The BBC has an interesting short video piece on the Khorghos Gateway, a major dry (i.e., rail) port that’s one of the first big projects related to China’s “One Belt, One Road” initiative. It’s located just across the border from the Chinese city of Khorgas, hence the name. If OBOR really gets off the ground, this rail hub is going to be a big part of one of its China-Europe components. It’s already large enough that Kazakhstan has had to build a new city to accommodate its workforce–though, as the video says, it doesn’t have much in the way of amenities yet.
Philippine authorities are attributing the Maute Group’s surprising ability to hold the entire city of Marawi hostage for over a week to repeated weapons seizures and a jailbreak. The insurgents raided a police station, an armored police vehicle, and a prison for weapons, and while they were at the prison they, well, let a bunch of prisoners out, who then joined up with them. It seems pretty clear that Maute was planning an operation like this, and that last week’s attempted government raid to capture Abu Sayyaf boss Isnilon Hapilon simply gave them an opportunity to put it into action.
UPDATE: Ten Philippine soldiers were reportedly killed in a friendly fire incident on Wednesday.
Defense Secretary James Mattis is heading to the annual Shangri-la Southeast Asian security conference this weekend, where he’s reportedly planning to spend most of his time talking about North Korea. This is likely not to go over all that great, as America’s southeast Asian allies are more interested in taking the Trump administration’s temperature over Chinese activity in the South China Sea. Donald Trump came into office looking like he might take a harder line on China than the Obama administration had taken, but he quickly rolled over in the hopes that Beijing would help him Do Something about North Korea. So far that’s been a bit of a mixed bag–China has taken a somewhat harder line on Pyongyang, but not hard enough for Washington’s taste…and, apparently, not hard enough to get North Korean to budge.
The speaker of the Ivorian parliament (and potential 2020 presidential candidate), Guillaume Soro, appears to be at least connected to investigations into the question of who has been supplying mutinous soldiers with weapons. If you’ve been following along, you know that Ivory Coast just went through a second round of mutinies, ostensibly over unpaid bonuses, this year. The government is trying to figure out how they’re getting their weapons. Investigators have found an arms cache in the home of a man allied with Soro, Souleymane Kamarate Kone, in the city of Bouake, where these mutinies seem to keep starting. Now they’re questioning two senior military officers with ties to Soro. This is the kind of story that could end in civil war, so stay tuned.
Speaking of Chinese-led international development projects:
Amid concerns of its high price tag, Kenyan President Uhuru Kenyatta has inaugurated a Chinese-built railway, the country’s biggest infrastructure project since its independence.

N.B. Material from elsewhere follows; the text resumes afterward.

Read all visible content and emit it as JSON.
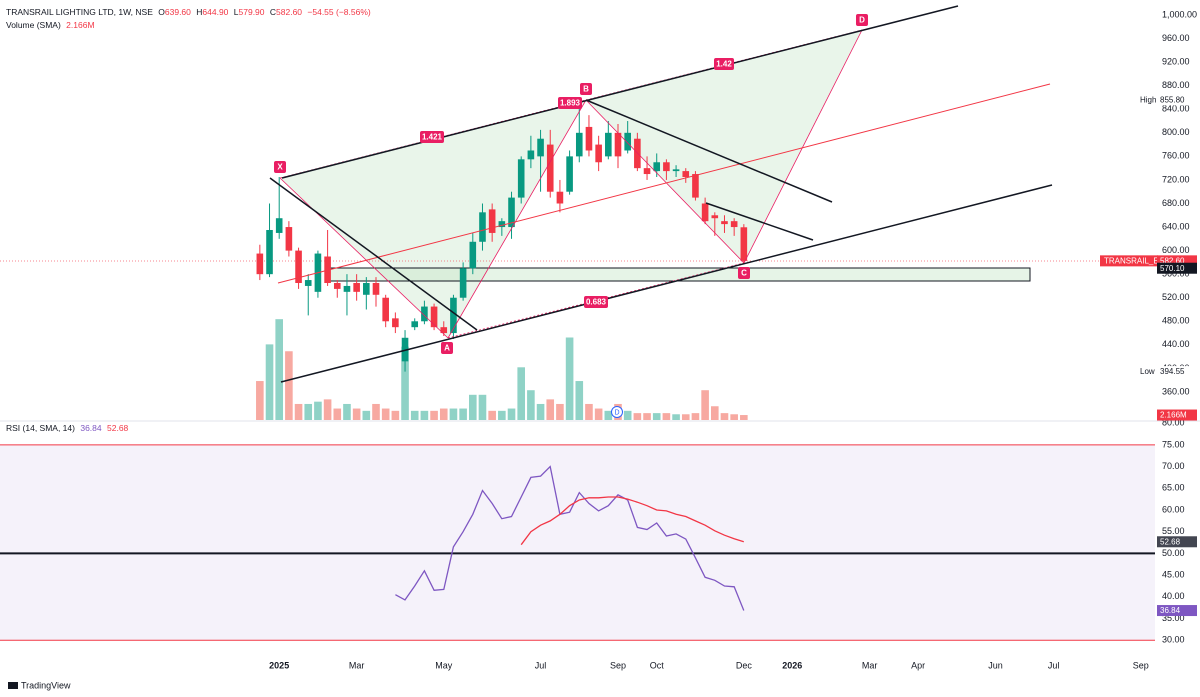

The red-and-white diesel train left from the port city of Mombasa on Wednesday on its journey to Nairobi, carrying Kenyatta, Chinese dignitaries and citizens from around the country.
“Today we celebrate one of the key cornerstones to Kenya’s transformation to an industrialised, prosperous, middle-income country,” Kenyatta said at the inauguration ceremony.
There are concerns over the railway’s $3.2 billion cost, happily financed by China, but the Kenyan government is hoping that the railway will boost GDP enough to pay the loan back within a decade. And, really, that’s not China’s problem. They made $3.2 billion plus interest and got themselves a nifty foothold into East Africa. America could probably do this kind of thing, but then we might not be able to bomb seven countries at once and fork over a couple of trillion dollars for state of the art military aircraft that don’t actually work. Hell, we can’t even build decent trains here, let alone in Africa.